Google is tweaking its algorithms accordingly. But experts say the episode underlines why the new technology will most likely supplement official economic statistics rather than replace them for the foreseeable future.
“The potential is extraordinarily exciting, but I worry that the expectations are way ahead of the likely reality for the next several years,” says Mr. Landefeld of the Bureau of Economic Analysis.
THE economics profession is gearing up to exploit new sources of digital data.
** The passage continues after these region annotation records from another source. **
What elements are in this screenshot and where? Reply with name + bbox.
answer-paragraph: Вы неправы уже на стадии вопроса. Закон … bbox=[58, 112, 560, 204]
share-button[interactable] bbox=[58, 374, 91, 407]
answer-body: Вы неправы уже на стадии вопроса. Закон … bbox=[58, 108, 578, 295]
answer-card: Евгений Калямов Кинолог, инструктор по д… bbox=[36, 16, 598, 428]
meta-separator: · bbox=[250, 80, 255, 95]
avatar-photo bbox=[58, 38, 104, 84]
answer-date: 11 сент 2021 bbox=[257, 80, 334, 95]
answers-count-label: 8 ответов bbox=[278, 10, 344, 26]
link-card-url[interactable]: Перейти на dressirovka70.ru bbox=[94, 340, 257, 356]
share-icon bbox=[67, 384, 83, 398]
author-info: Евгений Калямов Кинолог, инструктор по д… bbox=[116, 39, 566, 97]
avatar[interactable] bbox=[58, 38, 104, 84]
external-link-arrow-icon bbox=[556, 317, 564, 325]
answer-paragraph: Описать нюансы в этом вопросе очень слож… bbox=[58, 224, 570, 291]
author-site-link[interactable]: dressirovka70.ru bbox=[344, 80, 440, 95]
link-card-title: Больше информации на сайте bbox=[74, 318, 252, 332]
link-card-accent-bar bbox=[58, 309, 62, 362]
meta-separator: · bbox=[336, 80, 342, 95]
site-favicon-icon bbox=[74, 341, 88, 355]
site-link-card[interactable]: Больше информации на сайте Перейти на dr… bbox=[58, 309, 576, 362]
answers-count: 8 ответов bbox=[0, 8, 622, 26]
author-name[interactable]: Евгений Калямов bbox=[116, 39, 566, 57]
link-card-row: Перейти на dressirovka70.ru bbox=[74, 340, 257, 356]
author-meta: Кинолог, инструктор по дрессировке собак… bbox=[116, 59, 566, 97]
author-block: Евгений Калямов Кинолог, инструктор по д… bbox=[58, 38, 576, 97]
In a recent paper, “The Data Revolution and Economic Analysis,” two Stanford economists, Liran Einav and Jonathan Levin, concluded that “there is little doubt, at least in our minds, that over the next decades ‘big data’ will change the landscape of economic policy and economic research.”
At Intuit, the small-business data portray a sector that was “hurt much more than big business by the recession and its recovery has been far worse,” says Ms. Woodward, the economic consultant. Over the last three and a half years, payroll employment for all companies has increased 6.9 percent, while small-business employment has risen far less, just 1.9 percent. Hiring among the small companies, though still sluggish, has inched ahead in the last three months.
In West Virginia, Mr. Tabor’s company did better than many, but his story echoes the national trend. He bought his home-inspection business in 2007, when times were good. But later, when the economy slowed, hours would go by without the phone ringing. “I thought, ‘Oh dear, what have I done,’ ” he recalls.
Mr. Tabor modernized the business, shifting from paper to laptops and smartphones, and expanded into doing valuations for insurance companies and serving as an engineering expert in litigation. Revenue, he said, is up 15 percent this year.
“We are going to be looking to hire, probably next year,” he says.